Police say Stellantis plant explosion was “intentional”

Chrysler Windsor Assembly plant in Ontario, Canada. A Stellantis plant explosion recently rocked the area but police reported no injuries or fatalities
Stellantis Windsor Assembly Plant | Stellantis

According to a breaking news report from Automotive News, detectives with the Windsor Police Service Ontario, Canada, are investigating what they referred to as “an intentional” explosion at the Stellantis assembly plant.

The report says that police were called to the plant, which assembles the Chrysler Pacifica minivan and Chrysler Voyager minivan, at 5:45 p.m. ET on November 4th. Police said the plant was evacuated and that no one was injured, and the explosion did not cause a fire.

Police said that “suspicious items” were located at the site of the Stellantis plant explosion and launched a probe.

A perimeter was established around the scene, and authorities called the explosive disposal unit (EDU), K-9 Unit, forensic identification unit, and arson unit to participate in the investigation.

At the time of publishing, police have not said what exploded. However, it was stated that it was a “suspicious package” that detonated.
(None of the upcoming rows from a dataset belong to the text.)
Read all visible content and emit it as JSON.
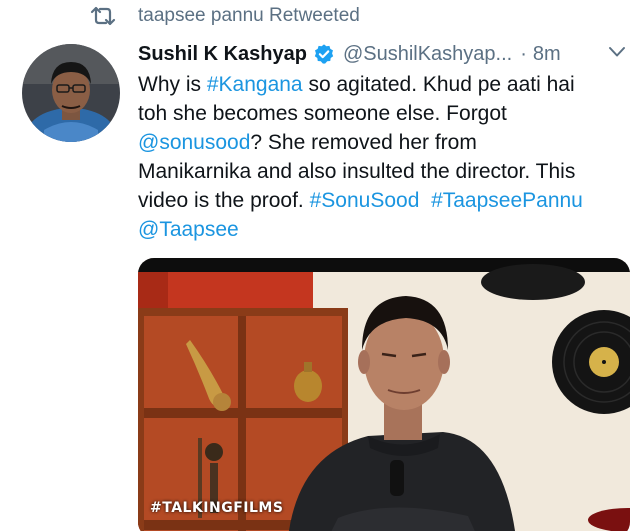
{
  "retweet": {
    "text": "taapsee pannu Retweeted",
    "icon": "retweet-icon"
  },
  "author": {
    "name": "Sushil K Kashyap",
    "handle": "@SushilKashyap...",
    "separator": "·",
    "time": "8m",
    "verified": true
  },
  "tweet": {
    "lines": [
      [
        {
          "text": "Why is ",
          "type": "text"
        },
        {
          "text": "#Kangana",
          "type": "link"
        },
        {
          "text": " so agitated. Khud pe aati hai",
          "type": "text"
        }
      ],
      [
        {
          "text": "toh she becomes someone else. Forgot",
          "type": "text"
        }
      ],
      [
        {
          "text": "@sonusood",
          "type": "link"
        },
        {
          "text": "? She removed her from",
          "type": "text"
        }
      ],
      [
        {
          "text": "Manikarnika and also insulted the director. This",
          "type": "text"
        }
      ],
      [
        {
          "text": "video is the proof. ",
          "type": "text"
        },
        {
          "text": "#SonuSood",
          "type": "link"
        },
        {
          "text": "  ",
          "type": "text"
        },
        {
          "text": "#TaapseePannu",
          "type": "link"
        }
      ],
      [
        {
          "text": "@Taapsee",
          "type": "link"
        }
      ]
    ]
  },
  "media": {
    "watermark": "#TALKINGFILMS"
  },
  "colors": {
    "link": "#1b95e0",
    "muted": "#5b7083",
    "verified": "#1da1f2"
  }
}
“Through investigation, EDU located a suspicious package that detonated. Further examination and testing of the package will occur as part of the investigation,” said the EDU in a statement. “It should be noted that the suspicious device was located in the area of the facility not generally used for general work and acts as storage facility. The incident occurred on the west side of the facility on the second floor.”

“Investigators do believe this was an intentional act and are seeking any information that may help identify a suspect or suspects,” the EDU continued.

Autoworkers were protesting vaccine mandates before the explosion

An employee at Stellantis' Windsor (Ontario) facility going through a COVID-19 health screening before entering the factory
Stellantis Canadian employee going through health screening | Stellantis

Before the explosion, a few dozen autoworkers were protesting outside of the Unifor union building. The protestors were speaking out against the coronavirus (COVID-19) vaccine mandate imposed by each of the “big three” (Ford, General Motors, and Stellantis) at their Canadian factories.

The automakers each released a statement announcing that by the end of December 2021, all employees at Canadian factories and facilities would need to provide proof of vaccination, or they would lose their jobs.

Ford has imposed a similar mandate in the United States for its salaried employees but not its hourly UAW staff.
There has been no statement from the police that the suspect in the Stellantis plant explosion is one of those protestors or a disgruntled employee unhappy with the vaccine mandate.

Did an IED cause the explosion?

Regarding the Stellantis pant explosion, police initially referred to the suspicious package as “an improvised explosive device,” but retracted that statement later on.

“The definition of a previous posting calling the suspicious package an Improvised Explosive Device (IED) was inaccurate as all the components have yet to be tested,” the Windsor police said in a statement. “The threshold to confirm as an IED has yet to be met.”

We will continue to follow this story as it develops.